If, as in the case of BMW Night Vision, the vehicle is fitted with a suitable sensor system to achieve recognition of persons at a sufficient distance, it must be complemented by appropriate headlight technology to enable the Dynamic Light Spot function. There is a wide range of technical possibilities available, from pixel light headlights and xenon, to swivelling modules and so-called LED arrays – all with particular advantages and disadvantages. At present, the light marking is achieved using a swivelling LED spotlight. This ensures that, with a low, short- burst energy requirement, a beam of light that is optimal for the driver is dynamically generated, and a pleasant light image is generated by the swivelling movement.
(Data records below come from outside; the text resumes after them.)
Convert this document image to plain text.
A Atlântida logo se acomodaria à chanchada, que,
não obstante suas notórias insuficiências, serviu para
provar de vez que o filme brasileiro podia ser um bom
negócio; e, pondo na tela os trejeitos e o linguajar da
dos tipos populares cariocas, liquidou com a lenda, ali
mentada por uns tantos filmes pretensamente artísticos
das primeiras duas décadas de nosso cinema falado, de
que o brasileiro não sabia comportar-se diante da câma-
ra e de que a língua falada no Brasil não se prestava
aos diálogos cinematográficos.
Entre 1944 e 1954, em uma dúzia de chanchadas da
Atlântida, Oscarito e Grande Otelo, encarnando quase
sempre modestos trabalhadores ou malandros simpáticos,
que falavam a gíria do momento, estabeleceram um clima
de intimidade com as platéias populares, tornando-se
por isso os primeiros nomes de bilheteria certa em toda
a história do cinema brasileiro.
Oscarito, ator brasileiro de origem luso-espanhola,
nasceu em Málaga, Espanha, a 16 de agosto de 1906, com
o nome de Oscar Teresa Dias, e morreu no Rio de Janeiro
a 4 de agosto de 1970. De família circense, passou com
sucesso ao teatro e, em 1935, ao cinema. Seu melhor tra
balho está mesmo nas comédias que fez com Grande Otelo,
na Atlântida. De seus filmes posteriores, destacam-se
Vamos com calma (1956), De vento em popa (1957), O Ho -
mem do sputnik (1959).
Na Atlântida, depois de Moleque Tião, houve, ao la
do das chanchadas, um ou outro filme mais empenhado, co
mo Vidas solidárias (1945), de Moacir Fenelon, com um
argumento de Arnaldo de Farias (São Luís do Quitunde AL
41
In the case of BMW Dynamic Light Spot, these high-power LEDs are integrated in the installation space of the fog lamps so that the remaining vehicle lighting can be based on conventional technology; full-LED headlights are not a system requirement.
Dynamic Light Spot can significantly reduce accident figures.
BMW is planning to include the Dynamic Light Spot functionality as a part of the special BMW Night Vision option – a result of the BMW ConnectedDrive innovation philosophy for its future new models. The targeted gain in safety – for drivers and passengers as well as those who might be involved in a collision at night – has already been proved in the course of system development. During BMW test drives in the development phase of Dynamic Light Spot, on average one object was highlighted and illuminated every hour.